Some play, Freud maintained, was just conscious repetition of recent experience (Schaefer & O‘Connor, 1983). Freud used play to interest the child in analysis and the analyst and to foster the therapeutic alliance between the child and analyst. Play could lead to talking about the child’s dreams and daydreams, areas that interested Freud because they were accessible to the child’s conscious mind. For Freud, interpretation was useful only after the alliance was strong and an emotional relationship was well-founded, and even then, direct interpretation of a child’s play was not her common practice. Instead, she saw play as an instrument through which the child and the psychoanalyst communicated toward a common therapeutic goal (Sandler et al, 1980).

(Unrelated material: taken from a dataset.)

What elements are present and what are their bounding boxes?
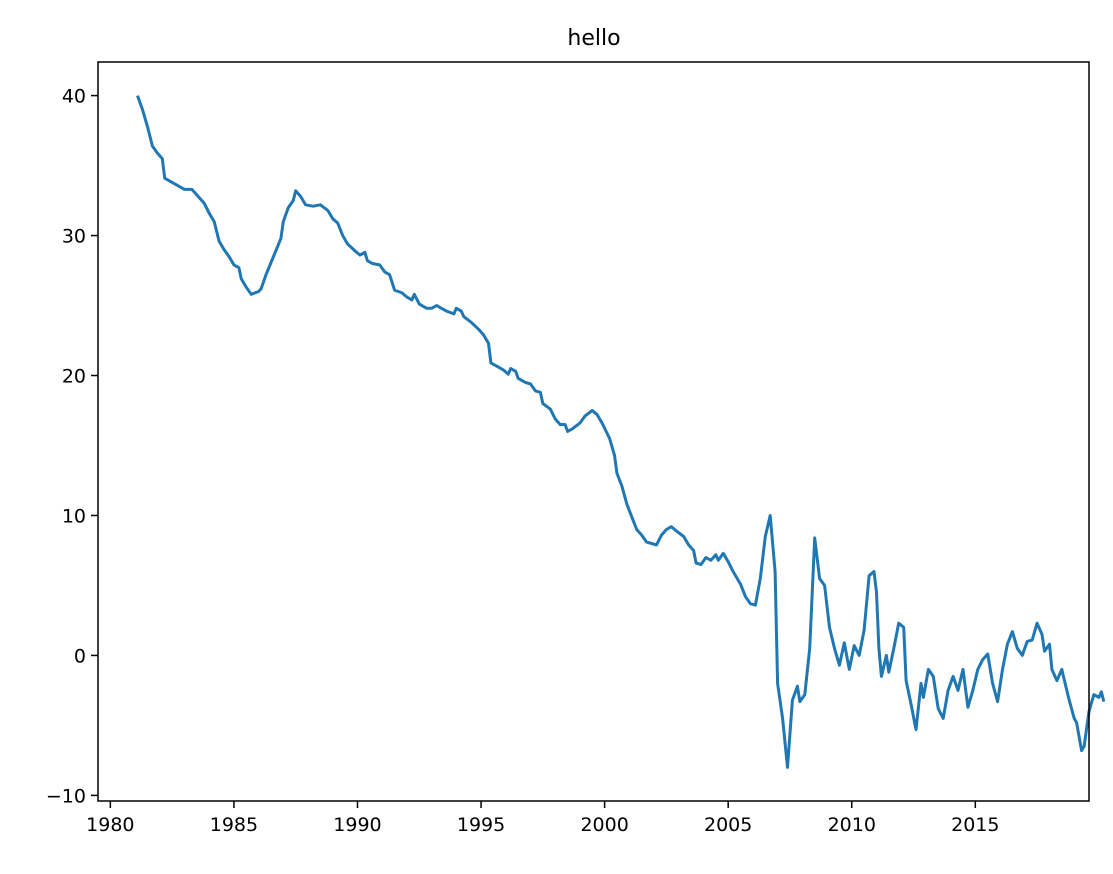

For Freud, interpretation, insight, and self-awareness were the major agents in therapeutic action. Therapeutic change does not occur because of a corrective, counteracting emotional experience, replacing the old relationship with a new one. Nor is change due to abreaction, or the discharged emotions related to previous repressed experience. Instead, changes that occur in a child during the process of analysis are due to the insight that is gleaned from becoming self-aware through observing oneself, a skill the child borrows from the analyst (Sandler et al, 1980). Child analysis does not conform to strict analytical principles, and may suffer from a reputation among classical, adult analysts as being a form of “wild” analysis, or impure practice. But Freud was adamant that child analysts must remain open to using whatever method seems appropriate for each specific child:“If an adult neurotic came to your consulting room to ask for treatment, and . . . proved as impulsive, as undeveloped intellectually and as deeply dependent on his environment as are my child patients, you would probably say, “Freudian analysis is a fine method, but it is not designed for such people.” And you would treat the patient by a mixed method, giving him as much pure analysis as he can stand and for the rest children’s analysis . . . In my opinion, there can be no detraction to the analytical method if one seeks to apply it with modification to others sorts of objects” (Freud, 1964, p. 61-62).
This startlingly modern sentiment is currently widely held not only in the treatment of children but also in psychoanalytic work with more disturbed adults.